ISAKOS: 2019 Congress in Cancun, Mexico

2019 ISAKOS Biennial Congress ePoster #2029


The Association between Critical Shoulder Angle and Atraumatic Rotator Cuff Tears

Carlos I. Palomo-Pizarro, MD, Madrid, Madrid SPAIN
David Gomez-Garrido, MD, Villalba, Madrid SPAIN
Ignacio Perez-Gurbindo, Prof., Madrid, Madrid SPAIN
Miguel Angel Hernan-Prado, MD, Pozuelo de Alarcón, Madrid SPAIN

Hospital Universitario Santa Cristina, Madrid, Madrid, SPAIN

FDA Status Not Applicable


It is unknown both the impact of high critical shoulder angle after the repair of rotator cuff and if the surgery itself may alter the natural development of recovery.


- Background
The critical shoulder angle (CSA) has been described by Moor et al. CSA as a radiographic measure defined by the angle between a line connecting the inferior margin of the glenoid to the inferolateral edge of the acromion and a line connecting the superior and the inferior margins of the glenoid.
CSA over 35º has been demonstrated to be associated with an increased of rotator cuff tears (RCT), although RCT are multifactorial. CSA has been demonstrated as positively associated with the incidence of rotator cuff tears.

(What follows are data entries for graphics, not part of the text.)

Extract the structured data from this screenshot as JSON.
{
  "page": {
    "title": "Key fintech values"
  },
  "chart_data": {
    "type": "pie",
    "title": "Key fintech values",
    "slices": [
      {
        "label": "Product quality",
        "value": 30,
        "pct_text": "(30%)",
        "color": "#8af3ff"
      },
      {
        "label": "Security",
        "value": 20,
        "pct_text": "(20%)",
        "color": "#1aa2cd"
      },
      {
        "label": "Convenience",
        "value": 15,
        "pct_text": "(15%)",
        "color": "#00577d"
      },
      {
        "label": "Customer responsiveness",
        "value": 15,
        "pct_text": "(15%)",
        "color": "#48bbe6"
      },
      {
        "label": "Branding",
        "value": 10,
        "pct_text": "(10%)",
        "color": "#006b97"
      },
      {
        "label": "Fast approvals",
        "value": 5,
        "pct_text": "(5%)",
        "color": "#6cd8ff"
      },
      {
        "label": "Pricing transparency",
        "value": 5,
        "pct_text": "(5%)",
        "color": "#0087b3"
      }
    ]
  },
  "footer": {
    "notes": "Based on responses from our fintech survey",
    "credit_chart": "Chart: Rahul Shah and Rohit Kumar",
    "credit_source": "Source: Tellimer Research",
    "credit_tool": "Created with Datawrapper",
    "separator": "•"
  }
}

Our hypothesis was that individuals with CSA over 35º have poor patient-reported outcome score and more re-tear prevalence when compared with those with CSA lower than 35º.


Cohort Study of 100 patients with atraumatic full-thickness RCTs who underwent arthroscopic RCR were retrospectively evaluated. Demographic data as well as preoperative CSA, complications, re-tear and Constant-Murley score at 7 years.

- Result
Controlling for demographic and clinical characteristics, a multilevel regression analysis, demonstrated that the CSA was not a significant independent predictor for change in Constant-Murley score (P. 173) or re-tear (P. 678) at 7 years after arthroscopic RCR.
The correlation between the re-tear and low value of Constant-Murley score was positive.


In our study, the preoperatory CSA did not appear to be a significant predictor of re-tear of RCT and poor outcome in Constant-Murley score at 7 years after repair of atraumatic full-thickness RCTs.